Born in Los Angeles, Tillman attended the
University of Southern California where he earned an undergraduate degree in
Public Administration while playing football for the USC Trojans. During
World War II, he was stationed in Hawaii, he was taking classes at the
University of Hawaii, and he was diving there in his spare time. After the
war, he attended graduate school at Loyola earning his tuition by working as a
professional wrestler.
In 1953, Tillman and Bev Morgan went to Scripps Institute of Oceanography to take an oceanography course designed for scientists by Conrad “Connie” Limbaugh. Tillman and Morgan used the course outline as a basic template to designed the first organized public classes in scuba diving.

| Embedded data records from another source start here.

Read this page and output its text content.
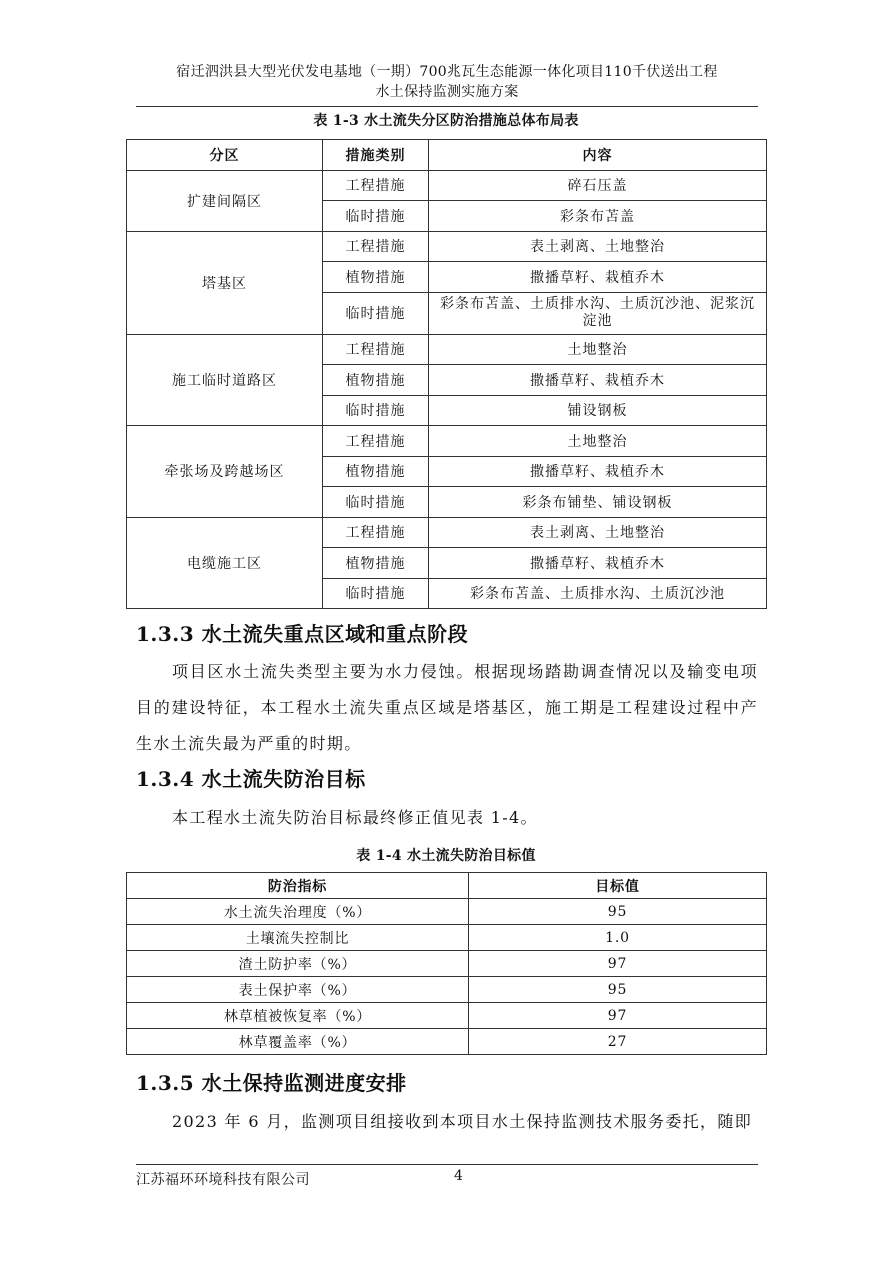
宿迁泗洪县大型光伏发电基地（一期）700兆瓦生态能源一体化项目110千伏送出工程
水土保持监测实施方案
表 1-3 水土流失分区防治措施总体布局表
分区	措施类别	内容
扩建间隔区	工程措施	碎石压盖
	临时措施	彩条布苫盖
塔基区	工程措施	表土剥离、土地整治
	植物措施	撒播草籽、栽植乔木
	临时措施	彩条布苫盖、土质排水沟、土质沉沙池、泥浆沉淀池
施工临时道路区	工程措施	土地整治
	植物措施	撒播草籽、栽植乔木
	临时措施	铺设钢板
牵张场及跨越场区	工程措施	土地整治
	植物措施	撒播草籽、栽植乔木
	临时措施	彩条布铺垫、铺设钢板
电缆施工区	工程措施	表土剥离、土地整治
	植物措施	撒播草籽、栽植乔木
	临时措施	彩条布苫盖、土质排水沟、土质沉沙池
1.3.3 水土流失重点区域和重点阶段

项目区水土流失类型主要为水力侵蚀。根据现场踏勘调查情况以及输变电项目的建设特征，本工程水土流失重点区域是塔基区，施工期是工程建设过程中产生水土流失最为严重的时期。

1.3.4 水土流失防治目标

本工程水土流失防治目标最终修正值见表 1-4。

表 1-4 水土流失防治目标值
防治指标	目标值
水土流失治理度（%）	95
土壤流失控制比	1.0
渣土防护率（%）	97
表土保护率（%）	95
林草植被恢复率（%）	97
林草覆盖率（%）	27
1.3.5 水土保持监测进度安排

2023 年 6 月，监测项目组接收到本项目水土保持监测技术服务委托，随即

江苏福环环境科技有限公司	4
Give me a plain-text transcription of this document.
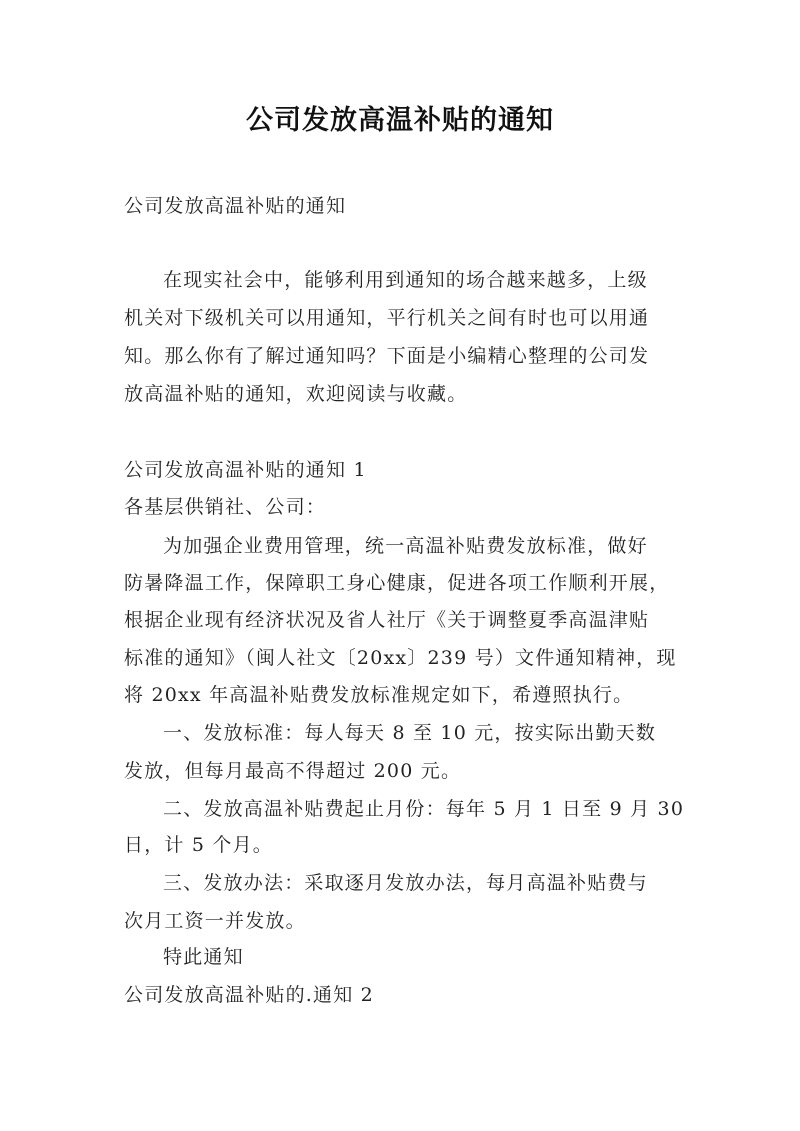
公司发放高温补贴的通知
公司发放高温补贴的通知
在现实社会中，能够利用到通知的场合越来越多，上级
机关对下级机关可以用通知，平行机关之间有时也可以用通
知。那么你有了解过通知吗？下面是小编精心整理的公司发
放高温补贴的通知，欢迎阅读与收藏。
公司发放高温补贴的通知 1
各基层供销社、公司：
为加强企业费用管理，统一高温补贴费发放标准，做好
防暑降温工作，保障职工身心健康，促进各项工作顺利开展，
根据企业现有经济状况及省人社厅《关于调整夏季高温津贴
标准的通知》（闽人社文〔20xx〕239 号）文件通知精神，现
将 20xx 年高温补贴费发放标准规定如下，希遵照执行。
一、发放标准：每人每天 8 至 10 元，按实际出勤天数
发放，但每月最高不得超过 200 元。
二、发放高温补贴费起止月份：每年 5 月 1 日至 9 月 30
日，计 5 个月。
三、发放办法：采取逐月发放办法，每月高温补贴费与
次月工资一并发放。
特此通知
公司发放高温补贴的.通知 2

Tillman was working part-time as a contributing editor for Skin Diver Magazine in 1960 when he and fellow editor Neal Hess created the National Association of Underwater Instructors (NAUI). Seventy-two of their best candidates and eight instructors met at the Shamrock Hilton Hotel in Houston to take a six-day course with only fifty-three of the candidates graduating. This was the first international instructor certification course marking a whole new era in recreational diving education. Tillman ran the agency until 1969 and continued actively training Scuba instructors for NAUI until the mid-1980’s.
In 2001, Tillman was one of the inaugural inductees into the International Scuba Diving Hall of Fame along with other pioneer divers including Jacques-Yves Cousteau, Dr. Sylvia Earle, Hans Hass, and Jack McKinney.
The family requested that no cards or flowers be sent. Tillman’s cause of death was listed as a massive cerebral hemorrhage.